Kraken aspetta ancora l’attivazione del master account Fed
Kraken ha ottenuto a marzo, prima tra le crypto-bank, l’accesso diretto alla Fed, ma il lancio continua a slittare. Il caso mostra quanto restino severi i requisiti statunitensi per l’infrastruttura dei pagamenti.

In breve
- Kraken Financial non ha ancora reso operativo il suo master account della Federal Reserve, nonostante l’approvazione arrivata oltre quattro mesi fa.
- La società crypto sta ancora lavorando al lancio del conto e, nel frattempo, continua a passare da una banca intermediaria per i trasferimenti in dollari.
- L’ok della Fed era eccezionale, ma aveva validità di un solo anno e prevedeva anche limiti non resi pubblici.
Kraken Financial non ha ancora messo in funzione il suo master account della Federal Reserve, anche se il via libera è arrivato da più di quattro mesi. A dirlo è il CEO Brian Mathena, secondo cui la società crypto sta ancora lavorando per rendere operativo il conto. Il ritardo, intanto, evidenzia quanto sia complesso per le crypto accedere direttamente al sistema dei pagamenti americano.
Il conto non è ancora operativo
La scorsa settimana Mathena ha spiegato ai legislatori del Wyoming che Kraken sta ancora lavorando per rendere il conto “operativo” e, allo stesso tempo, per far crescere il proprio prodotto di deposito. L’autorizzazione è arrivata il 4 marzo dalla Federal Reserve Bank of Kansas City, dopo una richiesta presentata già nell’ottobre 2020.
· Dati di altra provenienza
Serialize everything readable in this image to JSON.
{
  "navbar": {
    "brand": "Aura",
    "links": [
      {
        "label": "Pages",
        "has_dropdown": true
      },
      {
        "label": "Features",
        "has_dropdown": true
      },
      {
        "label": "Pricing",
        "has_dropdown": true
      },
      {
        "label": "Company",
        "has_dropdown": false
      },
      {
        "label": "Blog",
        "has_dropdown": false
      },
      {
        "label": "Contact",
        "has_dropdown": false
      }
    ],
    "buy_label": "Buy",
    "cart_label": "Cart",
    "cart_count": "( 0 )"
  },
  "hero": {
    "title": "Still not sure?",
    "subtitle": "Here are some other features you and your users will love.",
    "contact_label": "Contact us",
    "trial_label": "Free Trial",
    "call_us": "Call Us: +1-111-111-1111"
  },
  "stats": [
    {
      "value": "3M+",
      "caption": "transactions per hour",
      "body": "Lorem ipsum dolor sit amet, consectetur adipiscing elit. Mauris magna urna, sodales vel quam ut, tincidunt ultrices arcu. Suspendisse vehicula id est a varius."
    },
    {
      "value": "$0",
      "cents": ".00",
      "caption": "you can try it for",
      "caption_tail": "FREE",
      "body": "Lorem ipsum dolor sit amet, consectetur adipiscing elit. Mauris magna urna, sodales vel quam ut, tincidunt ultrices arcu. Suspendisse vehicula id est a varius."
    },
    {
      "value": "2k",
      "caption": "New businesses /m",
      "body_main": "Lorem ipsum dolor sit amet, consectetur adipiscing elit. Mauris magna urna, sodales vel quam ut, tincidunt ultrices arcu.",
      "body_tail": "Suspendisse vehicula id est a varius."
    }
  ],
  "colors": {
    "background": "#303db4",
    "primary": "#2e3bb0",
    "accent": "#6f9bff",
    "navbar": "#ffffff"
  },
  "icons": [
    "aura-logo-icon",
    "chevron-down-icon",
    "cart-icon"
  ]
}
Si è trattato di un passaggio storico: Kraken è diventata la prima società crypto con accesso diretto alla Fed. Eppure, il conto non è ancora attivo. La stessa Kraken aveva già chiarito che il lancio sarebbe stato graduale, partendo dai grandi clienti istituzionali. Per i trasferimenti in dollari, la società continua a fare affidamento su una banca intermediaria, mentre Dart Bank, secondo le sue pagine di supporto, resta il provider per i wire in dollari USA.
Nel frattempo, Kraken sta cercando anche al di fuori degli Stati Uniti nuove licenze bancarie. L’obiettivo è ottenere una licenza bancaria europea tramite la Lituania, nell’ambito di una strategia più ampia per ampliare il proprio portafoglio di licenze finanziarie a livello globale.
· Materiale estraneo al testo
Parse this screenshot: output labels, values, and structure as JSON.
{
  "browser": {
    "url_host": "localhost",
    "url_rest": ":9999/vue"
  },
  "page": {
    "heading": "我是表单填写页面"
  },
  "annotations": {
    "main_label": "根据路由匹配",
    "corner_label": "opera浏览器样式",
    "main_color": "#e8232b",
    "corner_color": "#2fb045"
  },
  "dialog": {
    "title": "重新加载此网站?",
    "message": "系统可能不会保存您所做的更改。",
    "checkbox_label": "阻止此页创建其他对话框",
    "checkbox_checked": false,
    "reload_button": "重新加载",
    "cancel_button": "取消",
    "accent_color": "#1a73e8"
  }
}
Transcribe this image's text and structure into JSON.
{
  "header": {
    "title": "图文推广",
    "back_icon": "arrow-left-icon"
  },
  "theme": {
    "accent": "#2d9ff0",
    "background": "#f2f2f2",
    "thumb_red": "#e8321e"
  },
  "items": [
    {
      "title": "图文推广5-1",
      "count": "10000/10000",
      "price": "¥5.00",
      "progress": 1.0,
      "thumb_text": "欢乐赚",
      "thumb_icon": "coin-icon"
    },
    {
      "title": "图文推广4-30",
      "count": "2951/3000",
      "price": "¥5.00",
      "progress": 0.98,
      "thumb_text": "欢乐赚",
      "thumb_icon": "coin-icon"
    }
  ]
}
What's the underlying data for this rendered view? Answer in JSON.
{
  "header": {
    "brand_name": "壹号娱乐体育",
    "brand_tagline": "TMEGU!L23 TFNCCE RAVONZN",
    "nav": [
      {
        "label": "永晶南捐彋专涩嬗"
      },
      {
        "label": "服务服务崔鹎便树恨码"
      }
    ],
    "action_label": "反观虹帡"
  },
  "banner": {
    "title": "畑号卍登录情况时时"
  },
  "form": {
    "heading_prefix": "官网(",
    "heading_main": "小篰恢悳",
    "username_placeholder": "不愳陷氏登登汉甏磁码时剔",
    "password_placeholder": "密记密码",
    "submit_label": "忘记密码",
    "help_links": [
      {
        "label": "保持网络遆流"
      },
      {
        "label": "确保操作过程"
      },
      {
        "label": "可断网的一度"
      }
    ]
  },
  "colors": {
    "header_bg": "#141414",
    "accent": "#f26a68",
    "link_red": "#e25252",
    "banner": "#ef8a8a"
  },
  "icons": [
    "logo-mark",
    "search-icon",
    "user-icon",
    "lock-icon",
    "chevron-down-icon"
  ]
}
Condizioni rigide della Fed
L’approvazione, inoltre, aveva una durata limitata a un anno e includeva restrizioni non pubbliche, calibrate sui rischi specifici di Kraken. Il tutto rientra nella rigorosa valutazione Tier 3 della Fed, riservata alle banche autorizzate dallo Stato ma prive di assicurazione federale o di un supervisore federale. In questa categoria, ottenere l’ok è estremamente raro.
In passato la vicepresidente della Fed Michelle Bowman aveva descritto questo terzo livello come quasi “unobtainium”. I numeri sembrano confermarlo: secondo l’analista fintech Jason Mikula, solo tre dei 53 richiedenti Tier 3 o non classificati hanno mai ricevuto l’approvazione. Gli altri due erano una banca cooperativa a Porto Rico e Numisma Bank, entrambe senza attività crypto.
Perché conta per i lettori europei
Per chi segue le crypto in Europa, il punto è chiaro: l’accesso all’infrastruttura di pagamento tradizionale dipende ancora da controlli, licenze e requisiti operativi molto stringenti. Il caso Kraken arriva inoltre mentre la Fed sta ancora lavorando a nuove regole per le società non bancarie, e mentre altri operatori come Custodia Bank restano bloccati da anni nella stessa procedura. Per questo l’esito di questo test è interessante anche nel dibattito più ampio su quanto lontano possano spingersi le società crypto dentro il sistema finanziario americano.